Many are still not content with the recent change, however. There is outrage that the male gay community (to whom the rule almost exclusively applies) is being treated as some single entity, rather than a group of individuals, the riskiness of whose sexual practices is varied and diverse. While it’s obvious that those who have, say, had unprotected anal sex within the past year ought to be deferred (the same is apparently not true of those who have had unprotected heterosexual sex, since the incidence of infection is considerably higher amongst MSM), it seems puzzling, and potentially prejudiced, to prevent a man in a long term monogamous homosexual relationship, who practises only safe sex with his partner, from donating blood.

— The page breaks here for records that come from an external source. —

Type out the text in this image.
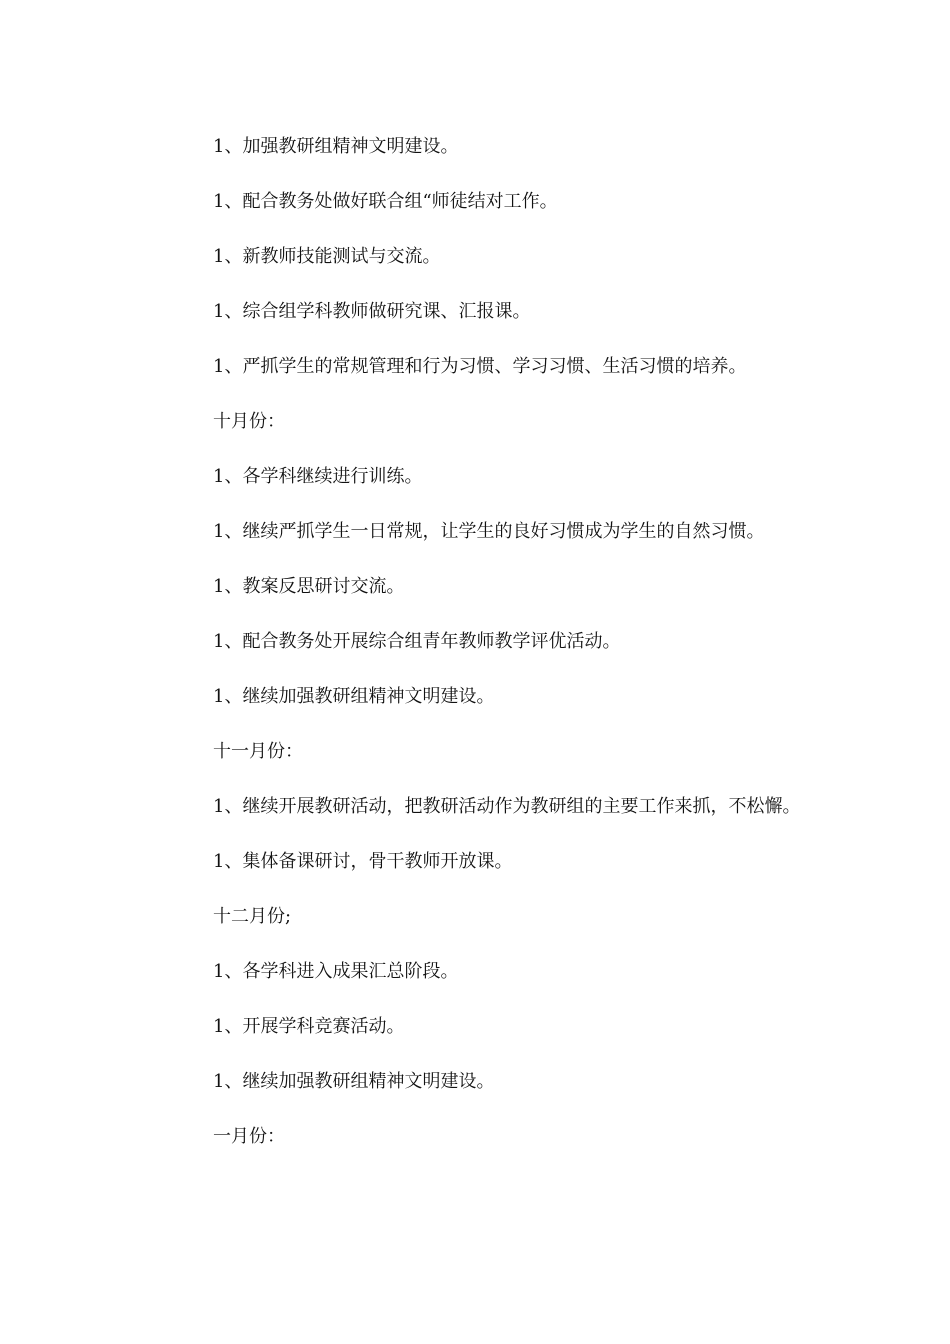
1、加强教研组精神文明建设。

1、配合教务处做好联合组“师徒结对工作。

1、新教师技能测试与交流。

1、综合组学科教师做研究课、汇报课。

1、严抓学生的常规管理和行为习惯、学习习惯、生活习惯的培养。

十月份：

1、各学科继续进行训练。

1、继续严抓学生一日常规，让学生的良好习惯成为学生的自然习惯。

1、教案反思研讨交流。

1、配合教务处开展综合组青年教师教学评优活动。

1、继续加强教研组精神文明建设。

十一月份：

1、继续开展教研活动，把教研活动作为教研组的主要工作来抓，不松懈。

1、集体备课研讨，骨干教师开放课。

十二月份;

1、各学科进入成果汇总阶段。

1、开展学科竞赛活动。

1、继续加强教研组精神文明建设。

一月份：
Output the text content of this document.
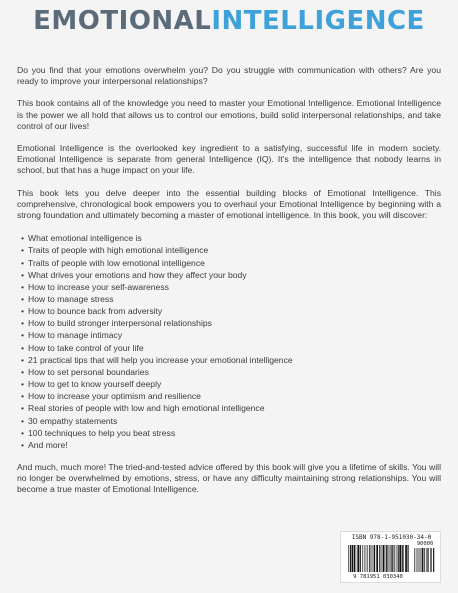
EMOTIONALINTELLIGENCE

Do you find that your emotions overwhelm you? Do you struggle with communication with others? Are you ready to improve your interpersonal relationships?

This book contains all of the knowledge you need to master your Emotional Intelligence. Emotional Intelligence is the power we all hold that allows us to control our emotions, build solid interpersonal relationships, and take control of our lives!

Emotional Intelligence is the overlooked key ingredient to a satisfying, successful life in modern society. Emotional Intelligence is separate from general Intelligence (IQ). It's the intelligence that nobody learns in school, but that has a huge impact on your life.

This book lets you delve deeper into the essential building blocks of Emotional Intelligence. This comprehensive, chronological book empowers you to overhaul your Emotional Intelligence by beginning with a strong foundation and ultimately becoming a master of emotional intelligence. In this book, you will discover:

• What emotional intelligence is
• Traits of people with high emotional intelligence
• Traits of people with low emotional intelligence
• What drives your emotions and how they affect your body
• How to increase your self-awareness
• How to manage stress
• How to bounce back from adversity
• How to build stronger interpersonal relationships
• How to manage intimacy
• How to take control of your life
• 21 practical tips that will help you increase your emotional intelligence
• How to set personal boundaries
• How to get to know yourself deeply
• How to increase your optimism and resilience
• Real stories of people with low and high emotional intelligence
• 30 empathy statements
• 100 techniques to help you beat stress
• And more!

And much, much more! The tried-and-tested advice offered by this book will give you a lifetime of skills. You will no longer be overwhelmed by emotions, stress, or have any difficulty maintaining strong relationships. You will become a true master of Emotional Intelligence.

ISBN 978-1-951030-34-0
90000
9 781951 030340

Ultimately, it comes down to whether you believe the evidence. SaBTO, the advisory committee on the safety of blood, tissues and organs, maintains that sexual accidents, indiscretions, and non-compliance from donors, all of which transcend sexual orientation, are enough to require a blanket year-long deferral on blood donation from men who have had sex with men. Since the rate of infection amongst MSM is so much higher than amongst non-MSM, so the argument goes, every broken condom, every unfaithful boyfriend, and every blood donor that lies about his eligibility to donate, counts for that much more amongst MSM — so much so as to make a generalised rule necessary.

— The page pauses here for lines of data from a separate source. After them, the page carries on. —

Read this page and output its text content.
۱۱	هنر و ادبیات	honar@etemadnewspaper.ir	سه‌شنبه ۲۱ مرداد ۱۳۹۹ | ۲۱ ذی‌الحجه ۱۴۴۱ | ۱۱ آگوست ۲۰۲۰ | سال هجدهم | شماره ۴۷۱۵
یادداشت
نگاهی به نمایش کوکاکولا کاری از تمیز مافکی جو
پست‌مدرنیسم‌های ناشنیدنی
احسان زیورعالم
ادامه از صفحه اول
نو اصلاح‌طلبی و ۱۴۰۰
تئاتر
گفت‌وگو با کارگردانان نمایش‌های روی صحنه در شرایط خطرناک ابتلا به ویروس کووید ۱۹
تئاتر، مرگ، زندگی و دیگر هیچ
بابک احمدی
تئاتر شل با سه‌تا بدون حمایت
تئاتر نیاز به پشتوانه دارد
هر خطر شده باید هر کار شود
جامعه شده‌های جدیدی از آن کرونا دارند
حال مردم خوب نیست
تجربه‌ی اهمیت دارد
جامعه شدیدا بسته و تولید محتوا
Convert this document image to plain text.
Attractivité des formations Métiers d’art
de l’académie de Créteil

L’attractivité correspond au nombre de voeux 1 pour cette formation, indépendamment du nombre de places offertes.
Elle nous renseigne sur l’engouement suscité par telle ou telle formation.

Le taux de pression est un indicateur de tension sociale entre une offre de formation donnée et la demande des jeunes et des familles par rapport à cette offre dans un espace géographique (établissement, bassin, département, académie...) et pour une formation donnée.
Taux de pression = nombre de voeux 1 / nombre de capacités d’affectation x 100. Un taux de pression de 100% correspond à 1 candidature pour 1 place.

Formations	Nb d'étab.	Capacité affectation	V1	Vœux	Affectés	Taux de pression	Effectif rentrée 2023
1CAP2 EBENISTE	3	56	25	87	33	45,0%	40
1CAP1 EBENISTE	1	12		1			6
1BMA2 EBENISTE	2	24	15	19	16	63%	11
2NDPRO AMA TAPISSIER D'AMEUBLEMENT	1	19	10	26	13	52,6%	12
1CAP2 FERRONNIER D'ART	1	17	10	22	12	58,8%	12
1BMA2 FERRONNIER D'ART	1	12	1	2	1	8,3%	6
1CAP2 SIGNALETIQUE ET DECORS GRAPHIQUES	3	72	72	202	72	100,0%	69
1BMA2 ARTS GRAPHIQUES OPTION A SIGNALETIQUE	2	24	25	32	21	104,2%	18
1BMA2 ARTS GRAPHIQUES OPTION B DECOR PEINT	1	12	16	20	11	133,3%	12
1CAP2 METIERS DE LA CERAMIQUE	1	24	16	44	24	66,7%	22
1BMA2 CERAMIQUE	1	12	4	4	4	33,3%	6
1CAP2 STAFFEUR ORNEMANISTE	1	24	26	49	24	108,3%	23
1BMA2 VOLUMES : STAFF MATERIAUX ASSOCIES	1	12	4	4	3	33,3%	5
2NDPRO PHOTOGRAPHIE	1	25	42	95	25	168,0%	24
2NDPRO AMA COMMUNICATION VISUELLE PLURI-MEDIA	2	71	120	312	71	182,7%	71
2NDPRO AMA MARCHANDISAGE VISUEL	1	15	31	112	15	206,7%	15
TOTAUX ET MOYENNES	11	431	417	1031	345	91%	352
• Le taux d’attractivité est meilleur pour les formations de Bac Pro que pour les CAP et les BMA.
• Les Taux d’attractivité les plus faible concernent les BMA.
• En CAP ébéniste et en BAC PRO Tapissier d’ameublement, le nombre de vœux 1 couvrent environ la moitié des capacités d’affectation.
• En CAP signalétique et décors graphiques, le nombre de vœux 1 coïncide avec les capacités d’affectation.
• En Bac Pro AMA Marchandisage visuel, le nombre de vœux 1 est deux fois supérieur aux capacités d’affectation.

If this is not the case, several things follow. Firstly, it would mean that the lifetime ban that has been in force until now was ill-conceived, and not just because of technological advances. If the riskiness of MSM donation isn’t high enough to warrant a blanket year-long deferral, then, for as long as that same group has been of a similar risk level, the lifetime ban has been unnecessary: a man practising safe sex is only excluded for one year because of the possibility that he has an infection that he doesn’t know about (or is lying about his last sexual encounter). While the same possibility exists for non-MSM, the risk is deemed too high amongst MSM donors. If this is in fact not true, then MSM practising safe sex should have been eligible for donation even when tests were not as thorough — the inherent risk associated with MSM would not have been great enough to necessitate their being prevented from donating, just as the risk of a heterosexual man contracting a virus is not great enough to require his exclusion.

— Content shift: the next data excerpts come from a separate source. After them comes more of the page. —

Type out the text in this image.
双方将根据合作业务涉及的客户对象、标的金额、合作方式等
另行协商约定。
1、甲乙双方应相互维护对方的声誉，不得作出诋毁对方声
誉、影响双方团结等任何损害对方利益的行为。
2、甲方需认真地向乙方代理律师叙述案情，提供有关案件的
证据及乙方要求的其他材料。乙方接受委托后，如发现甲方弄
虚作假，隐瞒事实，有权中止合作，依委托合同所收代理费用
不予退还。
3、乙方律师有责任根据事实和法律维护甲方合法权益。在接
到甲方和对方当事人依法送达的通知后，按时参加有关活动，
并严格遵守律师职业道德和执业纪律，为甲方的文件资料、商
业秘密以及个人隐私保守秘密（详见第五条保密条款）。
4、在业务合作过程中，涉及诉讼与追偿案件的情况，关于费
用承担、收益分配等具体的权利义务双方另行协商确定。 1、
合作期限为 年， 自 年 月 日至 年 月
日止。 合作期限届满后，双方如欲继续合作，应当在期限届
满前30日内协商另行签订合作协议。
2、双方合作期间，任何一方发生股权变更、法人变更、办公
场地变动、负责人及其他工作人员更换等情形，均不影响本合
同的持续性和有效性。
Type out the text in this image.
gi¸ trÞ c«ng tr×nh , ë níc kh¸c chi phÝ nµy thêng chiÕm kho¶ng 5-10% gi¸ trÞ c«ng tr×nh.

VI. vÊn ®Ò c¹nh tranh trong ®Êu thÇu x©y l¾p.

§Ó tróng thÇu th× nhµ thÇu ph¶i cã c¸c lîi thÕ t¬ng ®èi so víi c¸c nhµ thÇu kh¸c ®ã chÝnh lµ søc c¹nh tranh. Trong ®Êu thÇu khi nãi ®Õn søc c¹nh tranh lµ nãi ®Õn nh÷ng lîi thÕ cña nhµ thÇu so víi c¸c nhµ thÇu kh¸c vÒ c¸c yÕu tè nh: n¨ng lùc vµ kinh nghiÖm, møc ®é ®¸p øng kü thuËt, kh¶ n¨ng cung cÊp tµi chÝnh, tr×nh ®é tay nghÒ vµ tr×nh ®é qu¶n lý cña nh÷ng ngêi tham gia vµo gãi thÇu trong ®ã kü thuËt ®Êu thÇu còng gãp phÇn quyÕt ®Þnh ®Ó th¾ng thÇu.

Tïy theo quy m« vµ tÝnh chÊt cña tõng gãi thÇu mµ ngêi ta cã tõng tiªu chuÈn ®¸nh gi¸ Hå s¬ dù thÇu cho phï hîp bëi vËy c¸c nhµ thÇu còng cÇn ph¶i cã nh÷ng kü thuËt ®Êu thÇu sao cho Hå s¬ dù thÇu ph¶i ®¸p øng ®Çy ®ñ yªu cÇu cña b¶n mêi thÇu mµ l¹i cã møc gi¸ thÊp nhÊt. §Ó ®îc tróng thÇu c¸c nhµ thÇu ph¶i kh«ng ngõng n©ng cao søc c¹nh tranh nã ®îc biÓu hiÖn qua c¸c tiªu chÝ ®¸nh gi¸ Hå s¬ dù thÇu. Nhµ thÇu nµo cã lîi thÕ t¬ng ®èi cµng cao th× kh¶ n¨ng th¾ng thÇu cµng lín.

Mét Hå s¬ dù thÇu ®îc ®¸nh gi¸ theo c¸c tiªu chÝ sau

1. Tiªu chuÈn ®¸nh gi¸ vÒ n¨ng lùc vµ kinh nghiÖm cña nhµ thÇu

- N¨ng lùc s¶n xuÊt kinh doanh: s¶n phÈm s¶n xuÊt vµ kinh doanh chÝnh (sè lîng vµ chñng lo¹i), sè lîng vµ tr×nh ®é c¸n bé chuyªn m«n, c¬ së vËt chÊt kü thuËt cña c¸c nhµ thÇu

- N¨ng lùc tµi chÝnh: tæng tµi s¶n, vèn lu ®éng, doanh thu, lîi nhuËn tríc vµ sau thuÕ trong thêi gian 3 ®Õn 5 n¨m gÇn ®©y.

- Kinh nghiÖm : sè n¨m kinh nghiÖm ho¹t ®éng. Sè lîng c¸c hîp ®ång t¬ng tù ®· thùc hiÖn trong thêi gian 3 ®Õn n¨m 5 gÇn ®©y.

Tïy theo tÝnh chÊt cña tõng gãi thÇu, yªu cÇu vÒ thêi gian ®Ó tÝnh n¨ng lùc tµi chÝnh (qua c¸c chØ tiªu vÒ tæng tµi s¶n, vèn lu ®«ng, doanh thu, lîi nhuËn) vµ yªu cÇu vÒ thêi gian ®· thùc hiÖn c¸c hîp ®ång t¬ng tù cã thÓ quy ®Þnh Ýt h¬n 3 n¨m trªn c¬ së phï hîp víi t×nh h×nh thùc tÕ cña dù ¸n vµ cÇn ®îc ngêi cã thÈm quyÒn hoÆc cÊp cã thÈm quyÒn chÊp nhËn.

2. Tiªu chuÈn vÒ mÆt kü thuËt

If the risk does not exist, there should be no hesitation in scrapping a rule which simultaneously retards the progress of gay rights, while doing nothing to make the blood supply safer. But the government’s priority lies in ensuring safe blood stocks. Any future decision to further alter the existing regulations should be based on evidence indicating that there will be no greater risk to patients receiving blood — and on nothing else.